Grundsätzlich haben die neuen Ganztagsschulen an mindestens vier Wochentagen Unterricht bis 16.00 Uhr; sie bieten ein Mittagessen an.
Das unterrichtliche und außerunterrichtliche Angebot ist für die Eltern kostenfrei. Für das Mittagessen wird in der Regel in Ganztagsschulen ein Kostenbeitrag erhoben.
Die neue Ganztagsschule wird ihre Ganztagsangebote ergänzend zum Unterricht gemäß Stundentafel (sog. Halbtagsbetrieb) anbieten. Die Schulen haben hierbei die Möglichkeit, den gesamten Zeitraum von 8.00 bis 16.00 Uhr organisatorisch und pädagogisch neu zu gestalten. Dies wird allerdings nur in Schulen möglich sein, die Ganztagsklassen in mehreren Jahrgangsstufen einrichten können (sog. "Züge"). In den meisten Fällen werden die Schulen zunächst die Ganztagsangebote ergänzend am Nachmittag organisieren (siehe Schaubild).
Jede Schule entwickelt im Rahmen ministerieller Vorgaben ein standortspezifisches Organisationskonzept, das ein vielfältiges schulisches Wahlangebot zulässt.
Die Schulen erhalten ein Personalbudget, das sich nach der Teilnehmerzahl am Ganztagsangebot richtet. Zusätzlich zu einem schulstufenbezogenen Sockelbetrag für eine Mindestschülerzahl erhalten die Schulen 0,5 Lehrerwochenstunden für jede Schülerin oder jeden Schüler über die Mindestschülerzahl hinaus. Dieses Budget ist zum überwiegenden Teil für den Einsatz von dauerhaft vom Land beschäftigten Lehrkräften und pädagogischen Fachkräften vorgesehen.

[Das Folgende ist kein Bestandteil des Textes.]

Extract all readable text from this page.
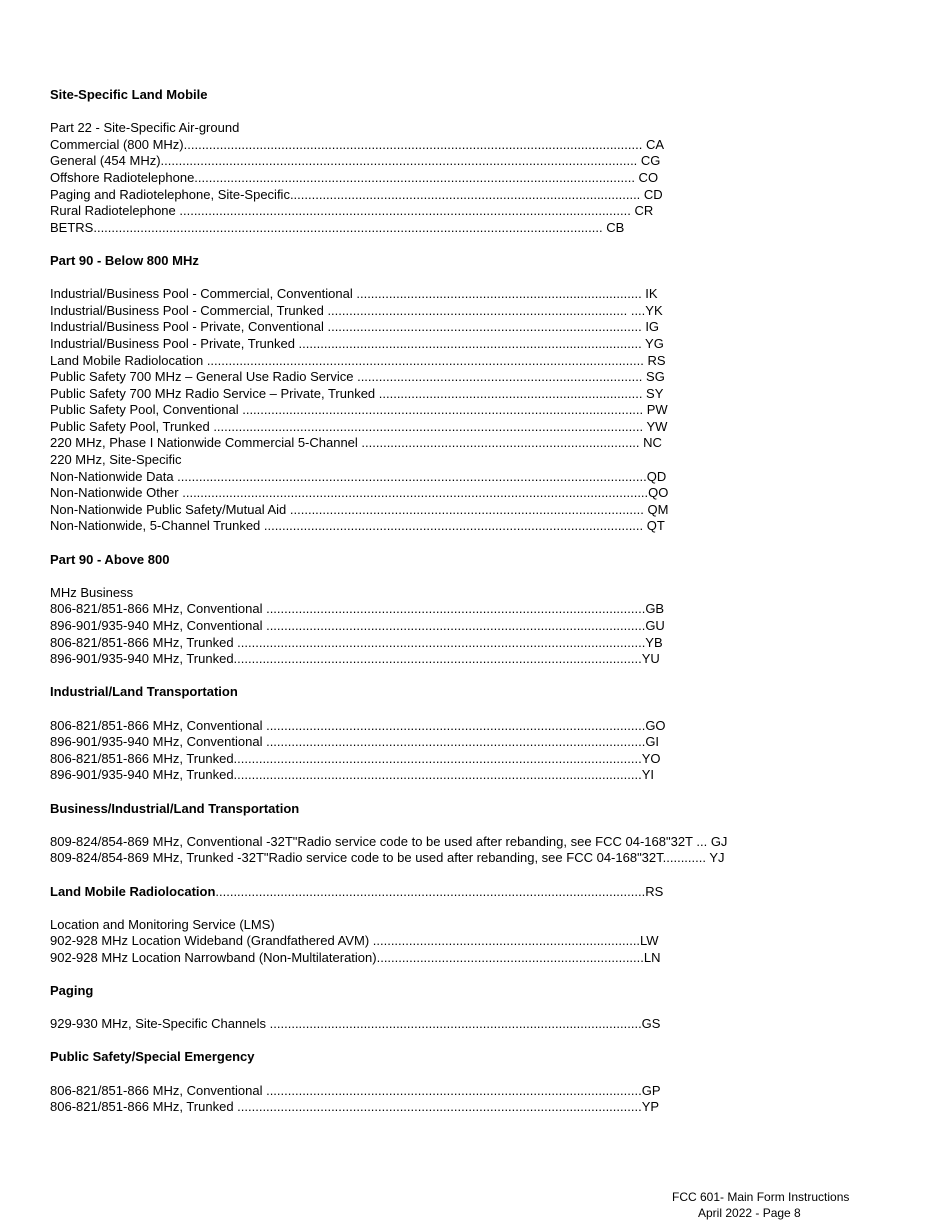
Site-Specific Land Mobile
Part 22 - Site-Specific Air-ground
Commercial (800 MHz)............................................................................................................................... CA
General (454 MHz).................................................................................................................................... CG
Offshore Radiotelephone.......................................................................................................................... CO
Paging and Radiotelephone, Site-Specific................................................................................................. CD
Rural Radiotelephone ............................................................................................................................. CR
BETRS............................................................................................................................................. CB
Part 90 - Below 800 MHz
Industrial/Business Pool - Commercial, Conventional ............................................................................... IK
Industrial/Business Pool - Commercial, Trunked ................................................................................... ....YK
Industrial/Business Pool - Private, Conventional ....................................................................................... IG
Industrial/Business Pool - Private, Trunked ............................................................................................... YG
Land Mobile Radiolocation ......................................................................................................................... RS
Public Safety 700 MHz – General Use Radio Service ............................................................................... SG
Public Safety 700 MHz Radio Service – Private, Trunked ......................................................................... SY
Public Safety Pool, Conventional ............................................................................................................... PW
Public Safety Pool, Trunked ....................................................................................................................... YW
220 MHz, Phase I Nationwide Commercial 5-Channel ............................................................................. NC
220 MHz, Site-Specific
Non-Nationwide Data ..................................................................................................................................QD
Non-Nationwide Other .................................................................................................................................QO
Non-Nationwide Public Safety/Mutual Aid .................................................................................................. QM
Non-Nationwide, 5-Channel Trunked ......................................................................................................... QT
Part 90 - Above 800
MHz Business
806-821/851-866 MHz, Conventional .........................................................................................................GB
896-901/935-940 MHz, Conventional .........................................................................................................GU
806-821/851-866 MHz, Trunked .................................................................................................................YB
896-901/935-940 MHz, Trunked.................................................................................................................YU
Industrial/Land Transportation
806-821/851-866 MHz, Conventional .........................................................................................................GO
896-901/935-940 MHz, Conventional .........................................................................................................GI
806-821/851-866 MHz, Trunked.................................................................................................................YO
896-901/935-940 MHz, Trunked.................................................................................................................YI
Business/Industrial/Land Transportation
809-824/854-869 MHz, Conventional -32T"Radio service code to be used after rebanding, see FCC 04-168"32T ... GJ
809-824/854-869 MHz, Trunked -32T"Radio service code to be used after rebanding, see FCC 04-168"32T............ YJ
Land Mobile Radiolocation.......................................................................................................................RS
Location and Monitoring Service (LMS)
902-928 MHz Location Wideband (Grandfathered AVM) ..........................................................................LW
902-928 MHz Location Narrowband (Non-Multilateration)..........................................................................LN
Paging
929-930 MHz, Site-Specific Channels .......................................................................................................GS
Public Safety/Special Emergency
806-821/851-866 MHz, Conventional ........................................................................................................GP
806-821/851-866 MHz, Trunked ................................................................................................................YP
FCC 601- Main Form Instructions
April 2022 - Page 8
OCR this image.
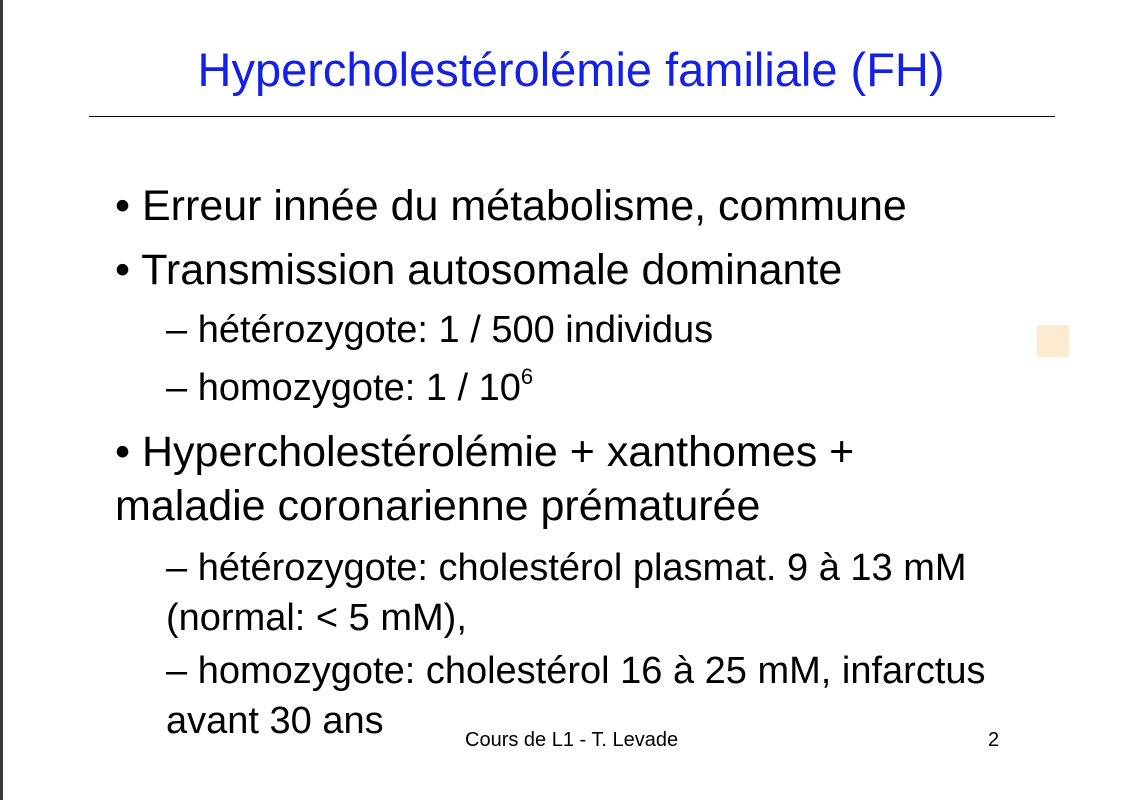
Hypercholestérolémie familiale (FH)
• Erreur innée du métabolisme, commune
• Transmission autosomale dominante
– hétérozygote: 1 / 500 individus
– homozygote: $1 / 10^6$
• Hypercholestérolémie + xanthomes +
maladie coronarienne prématurée
– hétérozygote: cholestérol plasmat. 9 à 13 mM
(normal: < 5 mM),
– homozygote: cholestérol 16 à 25 mM, infarctus
avant 30 ans	Cours de L1 - T. Levade	2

In Ergänzung ist darüber hinaus - im Sinne der Öffnung von Schule und zur Einbindung in das soziale Umfeld - eine enge Kooperation mit außerschulischen Kooperationspartnern, wie z.B. Musikschulen, Vereinen oder sozialen Organisationen, gewünscht. Zur Einbindung von Fachkräften dieser Kooperationspartner stehen den Schulen verschiedene Vertragsoptionen und im Rahmen des vorgenannten Budgets auch Geldmittel zur Verfügung.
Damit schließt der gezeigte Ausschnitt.